Covid-19: 5 stupid things Chennai did
Chennai recorded 203 cases on Sunday, 266 on Monday. Why? It may be due to ...
Not decentralizing the Koyambedu market
The market management committee made the decision to change the market to Thirumazhisai on Monday. Experts say this could have been done sooner, since the end of March the television media and newspapers carried images and photos of large crowds on the market. Just as the Thiruvanmiyur market was divided into two or three, the same could have been done for the Koyambedu market to ensure that crowds did not accumulate in one place. Huge spaces like the bus terminal or the subway stations could have been used to house different vendors. In the absence of such measures, physical distancing was a shock that contributed to the spread of the virus. Social activist Jayaram Venkatesan said government officials should have predicted that Koyambedu could become an entry point for the spread of the virus from the start and that retailers should have been banned from the start. Retired IAS official M G Devasahayam said the impromptu announcement of the Center's closure contributed to the chaos. As people ran out of essentials, they rushed to the market and officials couldn't better control them, he said. This meant that officials had no idea what kind of people were coming to the market.
Front line not given , not tested
Employees associations of have time and again pointed out how the ground level health workers and conservancy workers were not provided with personal protective equipment (PPEs) like masks and gloves. “We have made several representations to the corporation commissioner. There is fear among the frontline workers of contracting the virus,” said Babu Manikraj, president of a corporation employees union affiliated to the DMK. In fact, the corporation’s first press release about distribution of PPEs to workers was only issued a week ago. An assistant engineer of the corporation in Thiruvottiyur has also tested positive for Covid-19. He was working in containment zones in the area and contracted the infection, an official said. Even police personnel on the frontline of hospitals which received suspected Covid-19 patients were also not given PPEs in the early days.
Lock inside the lock
The Tamil Nadu government announced an intensified blockade from April 26 to 29 during which the Koyambedu market was allowed to function as it was. During this period, people resorted to panic shopping on April 25. Due to this, many retail stores ran out of essentials, forcing the public to rush into the Koyambedu wholesale market. Thousands of people visited the market without paying attention to the rules of social distancing, and many also avoided the masks. Many residents and observers criticized this as an unnecessary event that created panic. In many stores across the city, there were large crowds the day before the full blockade went into effect. In fact, some supermarkets have also tested positive in the city.
do not go by check
Greater has recruited several volunteers to help deliver essential products in containment areas, more than 200 of which are currently in Chennai. However, the civic corps did not test them before using their services. This has resulted in about 40 residents of a single street in Triplicane testing positive for the infection spread through a volunteer, a corporation official said. Following this, Special Officer J Radhakrishnan said Sunday that the volunteers would be regularly screened and that they had implemented a timeline for them.

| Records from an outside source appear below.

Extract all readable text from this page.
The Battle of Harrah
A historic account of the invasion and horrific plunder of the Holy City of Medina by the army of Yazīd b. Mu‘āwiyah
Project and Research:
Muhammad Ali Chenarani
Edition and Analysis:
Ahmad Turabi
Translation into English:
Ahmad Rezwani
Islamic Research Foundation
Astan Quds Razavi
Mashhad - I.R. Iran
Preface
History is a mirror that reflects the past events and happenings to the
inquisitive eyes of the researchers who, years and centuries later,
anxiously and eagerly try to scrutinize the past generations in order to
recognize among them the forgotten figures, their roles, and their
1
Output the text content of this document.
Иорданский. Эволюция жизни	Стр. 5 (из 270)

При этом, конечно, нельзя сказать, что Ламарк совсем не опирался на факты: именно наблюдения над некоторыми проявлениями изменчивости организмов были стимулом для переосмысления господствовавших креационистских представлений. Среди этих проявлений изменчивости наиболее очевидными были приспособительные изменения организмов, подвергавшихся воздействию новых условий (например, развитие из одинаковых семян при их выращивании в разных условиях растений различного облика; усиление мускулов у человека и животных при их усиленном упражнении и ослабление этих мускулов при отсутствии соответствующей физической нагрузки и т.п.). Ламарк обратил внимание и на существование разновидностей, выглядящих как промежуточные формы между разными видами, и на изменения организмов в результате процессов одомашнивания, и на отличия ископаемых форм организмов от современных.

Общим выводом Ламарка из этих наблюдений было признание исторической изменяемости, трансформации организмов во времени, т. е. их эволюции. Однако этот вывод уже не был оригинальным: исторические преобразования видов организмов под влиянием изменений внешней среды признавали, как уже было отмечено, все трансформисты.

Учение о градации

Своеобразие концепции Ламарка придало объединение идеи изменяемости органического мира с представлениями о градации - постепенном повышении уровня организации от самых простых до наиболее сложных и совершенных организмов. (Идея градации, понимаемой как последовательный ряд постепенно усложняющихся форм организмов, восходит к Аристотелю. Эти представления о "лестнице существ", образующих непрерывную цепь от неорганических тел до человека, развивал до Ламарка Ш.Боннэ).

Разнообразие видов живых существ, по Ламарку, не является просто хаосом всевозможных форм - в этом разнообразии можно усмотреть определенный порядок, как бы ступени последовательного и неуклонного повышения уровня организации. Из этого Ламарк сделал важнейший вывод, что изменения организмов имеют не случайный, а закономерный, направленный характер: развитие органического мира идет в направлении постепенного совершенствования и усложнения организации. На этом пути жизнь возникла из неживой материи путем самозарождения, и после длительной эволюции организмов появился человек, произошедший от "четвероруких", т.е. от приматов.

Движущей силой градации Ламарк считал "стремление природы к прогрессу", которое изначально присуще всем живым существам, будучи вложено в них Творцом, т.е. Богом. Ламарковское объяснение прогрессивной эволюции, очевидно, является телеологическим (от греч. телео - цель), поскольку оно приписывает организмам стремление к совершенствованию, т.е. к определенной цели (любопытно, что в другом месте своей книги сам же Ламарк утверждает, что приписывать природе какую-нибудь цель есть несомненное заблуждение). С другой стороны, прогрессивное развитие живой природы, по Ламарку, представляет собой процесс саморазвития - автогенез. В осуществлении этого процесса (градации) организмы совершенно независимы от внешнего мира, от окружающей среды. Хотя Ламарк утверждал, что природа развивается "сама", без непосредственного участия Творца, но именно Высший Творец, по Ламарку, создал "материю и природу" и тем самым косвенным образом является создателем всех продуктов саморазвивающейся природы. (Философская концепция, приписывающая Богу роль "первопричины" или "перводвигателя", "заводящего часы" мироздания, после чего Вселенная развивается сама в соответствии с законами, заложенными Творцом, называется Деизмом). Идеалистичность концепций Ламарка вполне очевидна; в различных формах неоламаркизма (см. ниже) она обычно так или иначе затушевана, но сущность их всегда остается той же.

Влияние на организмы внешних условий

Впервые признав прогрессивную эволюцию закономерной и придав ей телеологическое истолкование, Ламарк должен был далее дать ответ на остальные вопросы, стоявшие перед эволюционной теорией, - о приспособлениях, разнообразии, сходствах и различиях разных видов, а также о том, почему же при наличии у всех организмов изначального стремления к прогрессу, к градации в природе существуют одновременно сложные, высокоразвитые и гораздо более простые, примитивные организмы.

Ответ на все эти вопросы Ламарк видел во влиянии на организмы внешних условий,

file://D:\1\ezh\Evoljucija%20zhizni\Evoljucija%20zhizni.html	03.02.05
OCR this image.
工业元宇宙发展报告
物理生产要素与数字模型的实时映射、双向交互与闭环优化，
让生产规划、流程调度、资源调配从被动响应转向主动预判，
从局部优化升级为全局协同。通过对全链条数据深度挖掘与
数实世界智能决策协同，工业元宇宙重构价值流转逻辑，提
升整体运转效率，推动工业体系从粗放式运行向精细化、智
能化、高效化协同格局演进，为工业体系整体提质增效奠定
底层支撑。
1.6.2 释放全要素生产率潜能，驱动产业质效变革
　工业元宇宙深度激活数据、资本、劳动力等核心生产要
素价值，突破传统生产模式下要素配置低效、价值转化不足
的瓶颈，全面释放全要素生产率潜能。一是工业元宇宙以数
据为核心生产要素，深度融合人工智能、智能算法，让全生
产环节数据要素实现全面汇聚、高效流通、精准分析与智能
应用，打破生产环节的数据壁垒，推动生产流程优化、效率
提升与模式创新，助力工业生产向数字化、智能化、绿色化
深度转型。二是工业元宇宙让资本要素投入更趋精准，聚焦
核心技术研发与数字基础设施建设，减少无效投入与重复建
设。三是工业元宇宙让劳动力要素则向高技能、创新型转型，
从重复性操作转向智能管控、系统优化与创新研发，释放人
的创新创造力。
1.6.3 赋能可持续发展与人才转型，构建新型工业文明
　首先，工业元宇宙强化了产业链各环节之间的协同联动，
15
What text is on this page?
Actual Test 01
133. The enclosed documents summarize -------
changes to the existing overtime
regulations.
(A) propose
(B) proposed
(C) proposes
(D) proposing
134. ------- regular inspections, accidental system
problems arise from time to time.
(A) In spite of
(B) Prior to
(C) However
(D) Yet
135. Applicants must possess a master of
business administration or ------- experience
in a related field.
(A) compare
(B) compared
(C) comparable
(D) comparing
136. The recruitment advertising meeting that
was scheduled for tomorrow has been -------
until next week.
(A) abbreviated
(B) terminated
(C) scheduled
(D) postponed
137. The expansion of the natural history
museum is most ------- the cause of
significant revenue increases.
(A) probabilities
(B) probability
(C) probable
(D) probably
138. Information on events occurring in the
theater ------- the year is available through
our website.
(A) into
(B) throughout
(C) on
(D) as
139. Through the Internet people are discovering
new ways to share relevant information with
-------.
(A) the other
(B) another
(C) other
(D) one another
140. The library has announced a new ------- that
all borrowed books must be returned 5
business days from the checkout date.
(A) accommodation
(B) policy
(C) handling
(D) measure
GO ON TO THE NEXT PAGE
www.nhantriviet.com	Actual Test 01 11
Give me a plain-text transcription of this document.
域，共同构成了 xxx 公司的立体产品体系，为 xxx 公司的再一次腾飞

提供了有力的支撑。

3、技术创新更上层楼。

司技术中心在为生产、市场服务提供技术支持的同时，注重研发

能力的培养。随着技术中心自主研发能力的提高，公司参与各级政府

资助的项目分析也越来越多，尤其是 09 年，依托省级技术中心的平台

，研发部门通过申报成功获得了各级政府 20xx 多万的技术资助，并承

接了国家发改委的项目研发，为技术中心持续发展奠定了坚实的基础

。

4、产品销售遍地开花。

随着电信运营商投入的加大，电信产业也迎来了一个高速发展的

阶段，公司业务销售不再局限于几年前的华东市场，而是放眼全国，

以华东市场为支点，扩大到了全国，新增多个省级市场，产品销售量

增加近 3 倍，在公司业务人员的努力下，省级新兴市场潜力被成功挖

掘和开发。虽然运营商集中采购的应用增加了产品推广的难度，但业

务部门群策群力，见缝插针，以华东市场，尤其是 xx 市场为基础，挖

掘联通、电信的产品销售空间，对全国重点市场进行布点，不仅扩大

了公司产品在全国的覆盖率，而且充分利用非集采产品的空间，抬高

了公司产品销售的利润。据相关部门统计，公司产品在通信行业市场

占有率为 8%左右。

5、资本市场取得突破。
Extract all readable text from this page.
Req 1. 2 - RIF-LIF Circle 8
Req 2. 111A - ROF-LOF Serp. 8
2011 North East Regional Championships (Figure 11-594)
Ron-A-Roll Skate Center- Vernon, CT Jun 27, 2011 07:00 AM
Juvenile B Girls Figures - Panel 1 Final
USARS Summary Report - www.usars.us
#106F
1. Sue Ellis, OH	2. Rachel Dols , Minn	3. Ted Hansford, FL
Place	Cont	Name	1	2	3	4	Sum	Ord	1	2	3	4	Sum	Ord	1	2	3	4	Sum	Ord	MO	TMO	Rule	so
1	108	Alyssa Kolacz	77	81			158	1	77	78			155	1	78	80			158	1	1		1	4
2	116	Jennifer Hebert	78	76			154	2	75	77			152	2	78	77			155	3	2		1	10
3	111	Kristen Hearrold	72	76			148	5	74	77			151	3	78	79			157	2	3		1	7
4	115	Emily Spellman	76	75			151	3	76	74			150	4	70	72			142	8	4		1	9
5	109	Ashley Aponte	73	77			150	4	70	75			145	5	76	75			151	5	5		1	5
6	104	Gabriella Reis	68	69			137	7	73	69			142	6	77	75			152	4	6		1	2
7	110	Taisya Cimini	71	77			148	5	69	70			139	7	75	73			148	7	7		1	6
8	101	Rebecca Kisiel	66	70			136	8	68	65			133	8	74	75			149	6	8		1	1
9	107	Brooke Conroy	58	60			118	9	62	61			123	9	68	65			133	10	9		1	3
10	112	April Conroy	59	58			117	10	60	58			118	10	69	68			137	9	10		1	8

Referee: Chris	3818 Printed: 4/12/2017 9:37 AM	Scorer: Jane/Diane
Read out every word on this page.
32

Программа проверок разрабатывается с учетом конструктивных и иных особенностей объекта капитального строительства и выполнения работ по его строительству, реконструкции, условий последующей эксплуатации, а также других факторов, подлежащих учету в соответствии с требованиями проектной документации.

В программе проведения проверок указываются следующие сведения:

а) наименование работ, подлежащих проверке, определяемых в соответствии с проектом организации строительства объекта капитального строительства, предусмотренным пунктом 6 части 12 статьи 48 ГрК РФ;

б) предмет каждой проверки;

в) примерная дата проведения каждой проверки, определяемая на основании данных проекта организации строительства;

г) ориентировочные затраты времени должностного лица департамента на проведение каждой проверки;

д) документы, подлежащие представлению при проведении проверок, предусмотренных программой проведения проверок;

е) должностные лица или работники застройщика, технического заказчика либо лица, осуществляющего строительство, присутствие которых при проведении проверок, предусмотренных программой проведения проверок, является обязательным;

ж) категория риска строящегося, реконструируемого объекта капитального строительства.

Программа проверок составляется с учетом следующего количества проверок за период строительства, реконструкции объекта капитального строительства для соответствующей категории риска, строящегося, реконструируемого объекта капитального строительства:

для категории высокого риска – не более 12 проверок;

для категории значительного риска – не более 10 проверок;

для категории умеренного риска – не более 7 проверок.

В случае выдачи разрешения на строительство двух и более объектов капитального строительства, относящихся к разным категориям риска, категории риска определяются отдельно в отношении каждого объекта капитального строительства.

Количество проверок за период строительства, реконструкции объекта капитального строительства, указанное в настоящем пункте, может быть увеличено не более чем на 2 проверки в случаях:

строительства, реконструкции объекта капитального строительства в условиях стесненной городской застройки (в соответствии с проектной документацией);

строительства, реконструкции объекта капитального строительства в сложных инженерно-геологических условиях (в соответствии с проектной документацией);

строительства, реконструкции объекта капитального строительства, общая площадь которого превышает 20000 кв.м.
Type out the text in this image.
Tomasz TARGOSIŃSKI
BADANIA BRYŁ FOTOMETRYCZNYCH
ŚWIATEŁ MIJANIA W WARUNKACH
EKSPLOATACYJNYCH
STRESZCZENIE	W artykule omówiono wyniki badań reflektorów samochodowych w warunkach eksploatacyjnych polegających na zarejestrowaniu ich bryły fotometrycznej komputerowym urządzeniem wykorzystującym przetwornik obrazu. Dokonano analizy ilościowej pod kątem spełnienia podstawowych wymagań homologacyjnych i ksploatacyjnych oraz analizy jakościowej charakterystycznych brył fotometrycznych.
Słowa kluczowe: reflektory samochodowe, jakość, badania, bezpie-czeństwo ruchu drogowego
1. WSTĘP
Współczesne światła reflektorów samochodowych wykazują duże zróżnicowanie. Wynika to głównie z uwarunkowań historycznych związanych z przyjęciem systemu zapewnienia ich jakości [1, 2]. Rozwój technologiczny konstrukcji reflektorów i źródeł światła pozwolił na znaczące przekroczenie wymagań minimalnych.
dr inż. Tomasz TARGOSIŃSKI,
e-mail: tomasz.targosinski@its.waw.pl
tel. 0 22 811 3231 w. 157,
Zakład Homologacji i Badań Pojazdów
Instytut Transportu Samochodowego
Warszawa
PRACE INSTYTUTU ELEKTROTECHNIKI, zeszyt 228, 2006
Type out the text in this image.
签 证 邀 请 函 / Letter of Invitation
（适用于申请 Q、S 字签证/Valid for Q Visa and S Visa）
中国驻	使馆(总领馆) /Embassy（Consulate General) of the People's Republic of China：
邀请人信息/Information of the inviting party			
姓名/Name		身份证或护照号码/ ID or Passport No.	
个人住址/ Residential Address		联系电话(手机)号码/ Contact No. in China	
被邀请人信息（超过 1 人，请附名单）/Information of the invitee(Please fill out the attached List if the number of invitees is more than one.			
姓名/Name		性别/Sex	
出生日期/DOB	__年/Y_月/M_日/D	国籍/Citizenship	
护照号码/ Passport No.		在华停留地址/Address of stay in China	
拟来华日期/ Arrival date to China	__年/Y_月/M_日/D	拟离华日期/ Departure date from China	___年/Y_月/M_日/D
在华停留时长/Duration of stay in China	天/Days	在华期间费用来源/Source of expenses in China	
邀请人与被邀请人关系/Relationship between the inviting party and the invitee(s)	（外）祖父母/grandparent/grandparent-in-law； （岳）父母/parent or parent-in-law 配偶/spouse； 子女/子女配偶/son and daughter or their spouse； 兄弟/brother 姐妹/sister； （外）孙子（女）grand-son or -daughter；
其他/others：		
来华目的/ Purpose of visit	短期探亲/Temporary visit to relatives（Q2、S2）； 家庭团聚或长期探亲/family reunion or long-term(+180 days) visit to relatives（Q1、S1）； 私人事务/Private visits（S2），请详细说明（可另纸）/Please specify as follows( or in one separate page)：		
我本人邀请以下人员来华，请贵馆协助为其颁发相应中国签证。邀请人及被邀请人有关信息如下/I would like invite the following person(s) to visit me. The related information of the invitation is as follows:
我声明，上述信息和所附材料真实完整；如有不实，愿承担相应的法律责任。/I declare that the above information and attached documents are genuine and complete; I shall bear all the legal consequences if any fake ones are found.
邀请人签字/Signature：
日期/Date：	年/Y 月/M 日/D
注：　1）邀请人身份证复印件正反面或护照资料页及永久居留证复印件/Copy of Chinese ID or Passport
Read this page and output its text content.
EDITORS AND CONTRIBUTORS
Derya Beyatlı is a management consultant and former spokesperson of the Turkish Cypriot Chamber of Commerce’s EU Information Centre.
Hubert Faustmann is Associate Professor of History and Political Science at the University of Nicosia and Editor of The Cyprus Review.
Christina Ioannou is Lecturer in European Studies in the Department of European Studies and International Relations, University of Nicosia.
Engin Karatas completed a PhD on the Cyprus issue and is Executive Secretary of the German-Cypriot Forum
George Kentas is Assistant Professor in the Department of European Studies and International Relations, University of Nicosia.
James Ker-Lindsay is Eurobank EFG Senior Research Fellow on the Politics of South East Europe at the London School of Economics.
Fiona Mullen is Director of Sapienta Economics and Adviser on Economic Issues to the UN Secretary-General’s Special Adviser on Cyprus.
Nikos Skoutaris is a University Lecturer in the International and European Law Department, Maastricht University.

Don't tell people about positive cases in your neighborhood
Despite the spread of the disease in the city, Greater Chennai Corporation remains semi-transparent when it comes to the dissemination of vital information, leading to panic among citizens. For example, corporation officials who raised awareness through posters and through social media and television to inform people that an employee at the Phoenix Mall in Velachery tested positive, made no effort regarding other cases. Furthermore, it was only a week ago that information about the containment areas was released to the public. Before that, people were completely unaware of what it was. Retired IAS official Devasahayam said government authorities should have educated people about it, but did not. Because of this, fear in the early days was replaced by anger among people. Even now, many of the corporation's staff members are concerned about their health, as they feel they might have contracted the disease, as they continue to visit homes in surveys. Currently, with cases increasing every day, officials are unable to deliver the message that it is due to increased evidence.